Bryan Watts, director of the Center for Conservation Biology at the College of William & Mary in Virginia, declined to tie birds’ recovery directly to SAV. “We wouldn't typically experience direct effects on the birds, but indirectly, based on the ecosystem improving,” he says. But he still maintains that regulating and reducing pollution, including pesticides
such as DDT, has been critical for birds of the Chesapeake.
Though researchers might disagree about what role seagrass plays in the increasing bird numbers, it’s clear that the bay’s health is improving, and that’s a win for birds. However, the scientists’ enthusiasm is tarnished by challenges on the horizon—namely, climate change. Already, they’ve noticed the bay’s seagrasses changing as the water warms, potentially reversing some of the recent gains.
“There has been some recovery of the eelgrass in the last few years, but eelgrass is one of the plants that we're most concerned about because of climate change,” Landry says. “The temperatures in the bay have increased, and it's a cold-water plant. It doesn't do well with thermal stress. As we heat up, we've already seen a big dieback of eelgrass in the bay.”
Climate change could also raise water levels, flooding marshes and removing critical habitat for wildlife. Increased rainfall could also flush more pollutants and sediment into the bay, potentially reversing any recent progress on water quality.
The majority of the positive changes in the bay happened following President Obama’s 2009 executive order, which recognized the Chesapeake Bay as a national treasure and empowered the EPA to set limits for pollutants in each state. President Trump has repeatedly threatened to pull funding for the EPA’s Chesapeake Bay restoration, but so far has not succeeded.
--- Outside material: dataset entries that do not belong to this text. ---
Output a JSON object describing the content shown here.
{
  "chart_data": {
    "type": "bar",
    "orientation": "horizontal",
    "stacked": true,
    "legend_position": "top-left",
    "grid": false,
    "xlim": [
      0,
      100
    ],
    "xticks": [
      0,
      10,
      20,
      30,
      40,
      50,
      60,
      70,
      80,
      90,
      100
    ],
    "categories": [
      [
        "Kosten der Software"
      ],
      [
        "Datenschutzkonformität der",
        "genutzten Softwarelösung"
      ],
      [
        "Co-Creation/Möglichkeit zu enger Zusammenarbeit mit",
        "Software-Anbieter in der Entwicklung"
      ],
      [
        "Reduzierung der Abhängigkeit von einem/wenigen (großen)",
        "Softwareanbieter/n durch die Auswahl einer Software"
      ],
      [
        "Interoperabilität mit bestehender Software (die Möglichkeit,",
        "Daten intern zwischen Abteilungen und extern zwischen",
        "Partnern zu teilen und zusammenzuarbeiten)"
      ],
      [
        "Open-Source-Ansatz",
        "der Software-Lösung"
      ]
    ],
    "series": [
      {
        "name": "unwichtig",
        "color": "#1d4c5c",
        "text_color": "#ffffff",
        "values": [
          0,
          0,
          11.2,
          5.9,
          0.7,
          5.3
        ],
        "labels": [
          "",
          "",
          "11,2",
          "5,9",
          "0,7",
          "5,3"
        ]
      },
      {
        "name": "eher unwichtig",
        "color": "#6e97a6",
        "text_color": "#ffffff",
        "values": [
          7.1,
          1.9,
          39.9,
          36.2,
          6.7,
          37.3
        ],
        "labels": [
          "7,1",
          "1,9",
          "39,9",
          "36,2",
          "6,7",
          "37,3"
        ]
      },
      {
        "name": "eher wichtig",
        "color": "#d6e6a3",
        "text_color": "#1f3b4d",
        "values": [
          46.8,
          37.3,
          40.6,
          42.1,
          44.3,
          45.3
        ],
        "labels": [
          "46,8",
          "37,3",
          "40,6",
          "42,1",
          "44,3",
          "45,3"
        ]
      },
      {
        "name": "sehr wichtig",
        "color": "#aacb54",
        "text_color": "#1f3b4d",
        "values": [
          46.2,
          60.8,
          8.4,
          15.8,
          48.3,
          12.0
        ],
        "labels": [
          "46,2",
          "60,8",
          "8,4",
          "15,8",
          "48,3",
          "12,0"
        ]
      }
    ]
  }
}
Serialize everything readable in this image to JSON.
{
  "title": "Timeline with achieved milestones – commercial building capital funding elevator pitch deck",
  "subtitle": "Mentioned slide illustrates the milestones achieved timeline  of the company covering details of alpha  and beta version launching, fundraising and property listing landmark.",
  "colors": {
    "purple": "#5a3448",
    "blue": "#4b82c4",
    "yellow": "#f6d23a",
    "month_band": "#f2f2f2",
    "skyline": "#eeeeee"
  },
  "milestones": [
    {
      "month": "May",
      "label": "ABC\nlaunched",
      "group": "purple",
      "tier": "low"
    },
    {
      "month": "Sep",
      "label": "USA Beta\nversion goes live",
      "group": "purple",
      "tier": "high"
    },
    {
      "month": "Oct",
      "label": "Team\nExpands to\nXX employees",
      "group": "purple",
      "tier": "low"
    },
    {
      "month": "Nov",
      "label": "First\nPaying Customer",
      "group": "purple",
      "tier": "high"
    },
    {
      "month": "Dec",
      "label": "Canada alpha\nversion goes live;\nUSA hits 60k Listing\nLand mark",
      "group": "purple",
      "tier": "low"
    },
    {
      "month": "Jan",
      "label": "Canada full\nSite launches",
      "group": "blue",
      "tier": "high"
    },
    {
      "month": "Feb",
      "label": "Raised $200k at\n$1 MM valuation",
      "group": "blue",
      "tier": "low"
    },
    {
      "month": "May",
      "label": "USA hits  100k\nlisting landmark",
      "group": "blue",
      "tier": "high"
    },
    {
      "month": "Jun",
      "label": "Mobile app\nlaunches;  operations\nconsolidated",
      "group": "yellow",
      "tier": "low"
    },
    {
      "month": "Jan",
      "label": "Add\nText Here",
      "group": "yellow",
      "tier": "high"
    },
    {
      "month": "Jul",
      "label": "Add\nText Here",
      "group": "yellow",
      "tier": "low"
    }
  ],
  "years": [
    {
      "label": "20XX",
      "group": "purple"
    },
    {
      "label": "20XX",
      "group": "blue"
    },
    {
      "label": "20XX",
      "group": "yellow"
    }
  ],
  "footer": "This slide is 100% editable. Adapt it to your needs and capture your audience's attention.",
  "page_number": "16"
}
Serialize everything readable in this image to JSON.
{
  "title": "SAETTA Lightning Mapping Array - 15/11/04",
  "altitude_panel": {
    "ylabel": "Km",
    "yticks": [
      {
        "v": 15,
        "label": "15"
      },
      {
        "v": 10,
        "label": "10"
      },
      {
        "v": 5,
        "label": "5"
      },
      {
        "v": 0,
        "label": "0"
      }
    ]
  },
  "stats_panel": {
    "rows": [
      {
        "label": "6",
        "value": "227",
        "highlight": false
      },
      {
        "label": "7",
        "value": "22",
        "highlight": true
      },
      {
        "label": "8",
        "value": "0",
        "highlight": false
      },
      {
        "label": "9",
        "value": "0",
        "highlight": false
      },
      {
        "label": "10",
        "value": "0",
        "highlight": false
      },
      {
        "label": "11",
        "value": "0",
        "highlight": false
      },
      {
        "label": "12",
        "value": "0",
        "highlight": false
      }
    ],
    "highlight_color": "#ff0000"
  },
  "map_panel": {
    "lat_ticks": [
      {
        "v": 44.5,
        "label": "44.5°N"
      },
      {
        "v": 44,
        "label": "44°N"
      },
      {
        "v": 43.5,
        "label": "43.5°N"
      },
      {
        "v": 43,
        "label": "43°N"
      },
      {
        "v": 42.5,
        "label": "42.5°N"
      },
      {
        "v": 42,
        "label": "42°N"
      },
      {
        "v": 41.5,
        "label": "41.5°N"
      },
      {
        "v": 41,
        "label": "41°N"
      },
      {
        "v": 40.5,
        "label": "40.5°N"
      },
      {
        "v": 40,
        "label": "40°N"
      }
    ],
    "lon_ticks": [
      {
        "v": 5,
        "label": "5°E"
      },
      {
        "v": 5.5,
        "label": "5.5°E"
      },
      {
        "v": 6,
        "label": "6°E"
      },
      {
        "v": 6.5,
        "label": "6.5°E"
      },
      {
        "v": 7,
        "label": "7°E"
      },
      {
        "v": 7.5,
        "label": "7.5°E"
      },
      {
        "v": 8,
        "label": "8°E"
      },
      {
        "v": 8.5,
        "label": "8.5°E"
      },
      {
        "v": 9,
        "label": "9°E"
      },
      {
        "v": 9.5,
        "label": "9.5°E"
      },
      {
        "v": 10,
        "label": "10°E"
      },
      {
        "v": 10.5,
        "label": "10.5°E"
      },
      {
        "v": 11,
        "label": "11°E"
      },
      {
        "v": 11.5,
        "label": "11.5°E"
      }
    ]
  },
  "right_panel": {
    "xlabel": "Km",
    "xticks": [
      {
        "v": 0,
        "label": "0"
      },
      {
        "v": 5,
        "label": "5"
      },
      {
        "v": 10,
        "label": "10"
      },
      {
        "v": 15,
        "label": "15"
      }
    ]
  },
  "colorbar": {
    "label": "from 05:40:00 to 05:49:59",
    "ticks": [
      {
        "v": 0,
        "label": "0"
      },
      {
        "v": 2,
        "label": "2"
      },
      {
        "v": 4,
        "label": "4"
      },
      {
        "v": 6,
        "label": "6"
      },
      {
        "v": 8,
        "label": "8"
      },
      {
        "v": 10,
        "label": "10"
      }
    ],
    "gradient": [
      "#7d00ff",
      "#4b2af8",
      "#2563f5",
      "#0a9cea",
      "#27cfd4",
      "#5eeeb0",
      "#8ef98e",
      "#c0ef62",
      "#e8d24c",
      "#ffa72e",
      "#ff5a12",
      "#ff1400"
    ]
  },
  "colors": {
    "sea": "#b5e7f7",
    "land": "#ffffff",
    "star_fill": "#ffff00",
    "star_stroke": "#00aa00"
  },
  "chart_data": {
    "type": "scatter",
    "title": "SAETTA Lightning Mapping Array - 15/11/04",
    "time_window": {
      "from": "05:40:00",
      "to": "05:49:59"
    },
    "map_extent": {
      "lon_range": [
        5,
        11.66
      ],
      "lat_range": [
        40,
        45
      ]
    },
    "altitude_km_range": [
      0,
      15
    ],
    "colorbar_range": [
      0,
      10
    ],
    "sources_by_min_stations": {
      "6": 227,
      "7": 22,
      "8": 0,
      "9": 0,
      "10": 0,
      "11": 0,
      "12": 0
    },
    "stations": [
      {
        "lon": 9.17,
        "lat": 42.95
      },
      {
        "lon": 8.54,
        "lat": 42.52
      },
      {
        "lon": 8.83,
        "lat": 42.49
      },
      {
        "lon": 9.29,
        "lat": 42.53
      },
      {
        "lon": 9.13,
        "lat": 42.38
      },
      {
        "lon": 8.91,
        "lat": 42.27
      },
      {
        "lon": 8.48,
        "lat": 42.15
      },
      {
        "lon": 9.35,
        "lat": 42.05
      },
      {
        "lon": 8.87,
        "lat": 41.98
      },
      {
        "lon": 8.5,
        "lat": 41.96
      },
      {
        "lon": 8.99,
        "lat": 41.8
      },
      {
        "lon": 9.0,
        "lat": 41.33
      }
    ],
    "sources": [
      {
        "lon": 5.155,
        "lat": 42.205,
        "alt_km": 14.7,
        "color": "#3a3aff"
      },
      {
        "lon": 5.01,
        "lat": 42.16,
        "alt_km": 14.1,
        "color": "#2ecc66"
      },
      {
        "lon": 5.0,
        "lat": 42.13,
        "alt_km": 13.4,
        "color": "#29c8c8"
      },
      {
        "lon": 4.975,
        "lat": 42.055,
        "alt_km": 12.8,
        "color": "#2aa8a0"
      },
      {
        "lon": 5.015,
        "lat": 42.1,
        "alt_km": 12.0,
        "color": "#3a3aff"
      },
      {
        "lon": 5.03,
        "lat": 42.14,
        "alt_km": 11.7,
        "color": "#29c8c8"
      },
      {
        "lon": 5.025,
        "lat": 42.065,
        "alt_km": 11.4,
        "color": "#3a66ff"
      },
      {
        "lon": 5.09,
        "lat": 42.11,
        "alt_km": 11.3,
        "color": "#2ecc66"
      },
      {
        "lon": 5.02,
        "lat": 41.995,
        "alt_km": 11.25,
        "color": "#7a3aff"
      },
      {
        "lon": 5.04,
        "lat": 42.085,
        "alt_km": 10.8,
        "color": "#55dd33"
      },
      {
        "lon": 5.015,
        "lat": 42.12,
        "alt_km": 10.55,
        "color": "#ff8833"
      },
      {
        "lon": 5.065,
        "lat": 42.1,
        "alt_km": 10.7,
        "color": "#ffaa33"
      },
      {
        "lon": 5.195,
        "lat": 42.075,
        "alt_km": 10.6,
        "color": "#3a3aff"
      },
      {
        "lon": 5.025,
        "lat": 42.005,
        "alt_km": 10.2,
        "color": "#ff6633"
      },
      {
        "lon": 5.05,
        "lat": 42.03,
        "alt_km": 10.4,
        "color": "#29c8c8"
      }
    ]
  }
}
He has succeeded, however, in reversing EPA programs to reduce carbon emissions, which cause climate change and sea level rise. “If we don't get a handle on climate change, if we really do get six or seven feet of rise by the end of the century or more—holy crap,” Horton says.
Still, he’s trying to stay positive.
“I think we've got all of the pieces of the puzzle on the board,” Horton says. “It’s a matter of money and political will and how well we're going to apply them.”